Welche Chancen haben die Leitbild-Vorschläge, tatsächlich umgesetzt zu werden?
Viele unserer Vorschläge und Konzepte müssen über den Rat verabschiedet werden, bevor die Verwaltung sie dann umsetzen kann. Aber es gibt auch andere Wege, zum Beispiel direkt mit der Verwaltung zu kommunizieren. So haben wir im Stadtentwicklungsamt unsere “Rechtsrheinischen Perspektiven” vorgestellt und konnten dort bislang unsere Ideen gut einbringen. Wir sind auch in der Lenkungsgruppe für den städtebaulichen Masterplan. Wir bringen Vorschläge ein,  überprüfen und kommentieren die Umsetzung der Maßnahmen.

Gibt es auch Widerstände seitens der Stadt?
Es fehlt eine Stelle, die unsere sechs Leitbildgruppen koordiniert und den Kontakt mit der Verwaltung herstellt. Eine Stelle, die Öffentlichkeitsarbeit betreibt. Das wäre die Aufgabe eines Leitbildbeauftragten, doch die dauerhafte Installation eines solchen ist immer wieder gescheitert. Das ist schade und von Nachteil für unseren Bürgerbeteiligungsprozess.

Selten äußert sich die Leitbildgruppe so deutlich, wie in dem offenen Brief, den sie kürzlich an den Oberbürgermeister und die Fraktionen gerichtet hat. Sie beziehen darin klar Stellung für einen Verbleib des Ingenieurwissenschaftlichen Zentrum der Fachhochschule in Deutz – und damit gegen den Umzug nach Bayenthal.
Normalerweise arbeiten wir eher an Leitlinien für die Stadtentwicklung, weniger an Einzelprojekten. Aber in unseren Entwicklungsleitlinien für das Rechtsrheinische war das ein wichtiges Thema – dass aus stadtstrukturpolitischen Gründen die FH in Deutz bleibt. Das sehen wir auch weiterhin so. Ein Wegzug des IWZ wäre für das Rechtsrheinische fatal.

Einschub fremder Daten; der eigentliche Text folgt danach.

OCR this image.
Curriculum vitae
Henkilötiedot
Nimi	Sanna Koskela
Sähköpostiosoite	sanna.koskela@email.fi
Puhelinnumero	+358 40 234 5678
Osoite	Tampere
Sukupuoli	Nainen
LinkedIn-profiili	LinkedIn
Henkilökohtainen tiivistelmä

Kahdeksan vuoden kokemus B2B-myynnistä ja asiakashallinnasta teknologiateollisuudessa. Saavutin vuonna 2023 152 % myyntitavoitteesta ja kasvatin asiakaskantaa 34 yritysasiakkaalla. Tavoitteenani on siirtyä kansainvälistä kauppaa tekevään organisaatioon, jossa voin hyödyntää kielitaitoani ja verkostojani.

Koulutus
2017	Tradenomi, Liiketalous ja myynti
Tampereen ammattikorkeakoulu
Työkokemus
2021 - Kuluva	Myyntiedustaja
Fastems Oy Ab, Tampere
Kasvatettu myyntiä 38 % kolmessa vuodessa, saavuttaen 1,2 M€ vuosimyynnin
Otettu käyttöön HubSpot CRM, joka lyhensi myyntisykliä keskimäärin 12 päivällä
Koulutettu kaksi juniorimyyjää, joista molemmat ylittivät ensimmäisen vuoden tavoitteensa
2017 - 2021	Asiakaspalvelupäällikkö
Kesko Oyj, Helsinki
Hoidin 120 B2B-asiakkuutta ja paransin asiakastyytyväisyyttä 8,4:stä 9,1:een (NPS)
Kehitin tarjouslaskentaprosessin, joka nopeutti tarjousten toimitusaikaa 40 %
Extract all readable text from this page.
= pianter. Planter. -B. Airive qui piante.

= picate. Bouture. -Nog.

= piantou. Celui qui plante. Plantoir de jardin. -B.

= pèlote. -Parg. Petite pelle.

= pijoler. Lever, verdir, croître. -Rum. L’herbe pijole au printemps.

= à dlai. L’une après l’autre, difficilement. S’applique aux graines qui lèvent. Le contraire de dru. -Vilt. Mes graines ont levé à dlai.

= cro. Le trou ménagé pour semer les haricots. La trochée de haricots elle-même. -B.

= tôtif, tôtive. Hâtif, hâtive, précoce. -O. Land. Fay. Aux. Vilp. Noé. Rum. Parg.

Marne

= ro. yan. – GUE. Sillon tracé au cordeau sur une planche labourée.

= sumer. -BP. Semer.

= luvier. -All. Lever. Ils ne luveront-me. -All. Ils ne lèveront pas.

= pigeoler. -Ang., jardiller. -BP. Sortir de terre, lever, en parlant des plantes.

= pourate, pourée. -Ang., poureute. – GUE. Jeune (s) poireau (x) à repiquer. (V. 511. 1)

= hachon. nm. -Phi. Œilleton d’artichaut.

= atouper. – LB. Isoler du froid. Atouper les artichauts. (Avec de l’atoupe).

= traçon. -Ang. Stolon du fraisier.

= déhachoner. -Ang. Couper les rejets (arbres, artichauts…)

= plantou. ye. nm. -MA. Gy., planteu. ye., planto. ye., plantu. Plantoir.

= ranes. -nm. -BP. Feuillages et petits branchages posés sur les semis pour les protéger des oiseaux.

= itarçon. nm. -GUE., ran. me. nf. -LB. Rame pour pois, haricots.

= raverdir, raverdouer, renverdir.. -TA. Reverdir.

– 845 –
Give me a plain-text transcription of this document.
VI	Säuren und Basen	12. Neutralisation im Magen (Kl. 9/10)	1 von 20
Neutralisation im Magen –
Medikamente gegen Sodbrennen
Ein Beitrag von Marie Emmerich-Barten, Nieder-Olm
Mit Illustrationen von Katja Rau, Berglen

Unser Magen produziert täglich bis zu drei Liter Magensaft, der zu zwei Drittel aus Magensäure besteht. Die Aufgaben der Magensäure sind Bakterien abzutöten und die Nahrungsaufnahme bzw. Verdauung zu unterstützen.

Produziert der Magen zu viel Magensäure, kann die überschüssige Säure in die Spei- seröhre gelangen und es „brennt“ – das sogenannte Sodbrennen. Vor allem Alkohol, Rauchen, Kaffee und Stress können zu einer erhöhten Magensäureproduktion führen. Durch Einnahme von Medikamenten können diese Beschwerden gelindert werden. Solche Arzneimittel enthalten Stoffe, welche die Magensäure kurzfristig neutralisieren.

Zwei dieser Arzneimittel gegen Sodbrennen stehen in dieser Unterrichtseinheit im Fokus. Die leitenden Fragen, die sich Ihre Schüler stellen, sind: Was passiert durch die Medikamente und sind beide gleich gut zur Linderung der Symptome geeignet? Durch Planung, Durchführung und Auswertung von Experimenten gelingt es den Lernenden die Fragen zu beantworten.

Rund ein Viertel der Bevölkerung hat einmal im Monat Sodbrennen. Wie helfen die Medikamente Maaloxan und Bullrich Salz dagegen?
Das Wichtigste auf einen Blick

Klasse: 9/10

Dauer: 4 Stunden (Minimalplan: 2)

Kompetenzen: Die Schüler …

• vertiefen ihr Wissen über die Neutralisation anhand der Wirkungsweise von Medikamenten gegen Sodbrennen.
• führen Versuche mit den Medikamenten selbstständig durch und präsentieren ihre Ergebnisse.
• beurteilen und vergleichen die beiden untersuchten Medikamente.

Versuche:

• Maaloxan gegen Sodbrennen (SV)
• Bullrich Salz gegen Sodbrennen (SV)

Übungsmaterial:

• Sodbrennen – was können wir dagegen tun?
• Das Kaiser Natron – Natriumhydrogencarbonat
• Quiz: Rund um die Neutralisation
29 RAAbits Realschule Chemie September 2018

Wenn Sie sich für mehr Bürgerbeteiligung stark machen – ist Köln da  auf dem richtigen Weg?
Wir haben in Köln viele so genannte „Top-Down“-Prozesse in der Bürgerbeteiligung: Es wird etwas von oben vorgegeben, an dem man sich unten beteiligen kann. Was uns noch fehlt, ist der Weg andersherum – eine verbindliche Möglichkeit oder Stelle für all die Initaitiven, die es in Köln gibt, ihre Vorschläge in die Verwaltung einzubringen. Dieser Weg ist nicht immer klar geregelt. Wenn sich also Bürger bei der Gestaltung der Brachen einbringen wollen, ist es sehr unklar, wie sie das genau tun können, wie also diese so genannten „Bottom-Up“-Prozesse laufen können.
Das Bewusstsein seitens der Stadt dafür entsteht aber langsam. Gezwungenermaßen. Denn wenn es keinen Konsens mit den Bürgern gibt, wenn Entscheidungen für Großbauprojekte ohne Beteiligung der Bürger getroffen werden sollen – wie im Fall Helios in Ehrenfeld – dann kann es zu Bauverzögerungen, zu großen Verlusten für die Beteiligten führen. Siehe auch der Baustopp bei Stuttgart 21. Keine Stadt kann es sich leisten, die Bürger abzublocken – gerade jetzt nicht. Im Moment ist das Bedürfnis der Menschen, mitzugestalten, enorm groß.

Sie sind jetzt 10 Jahre „Leitbildlerin“. Wann werden Sie dieses ehrenamtliche Engagement beenden?
2020, wenn der Leitbildprozess abgeschlossen ist. Dann gehe ich in Rente.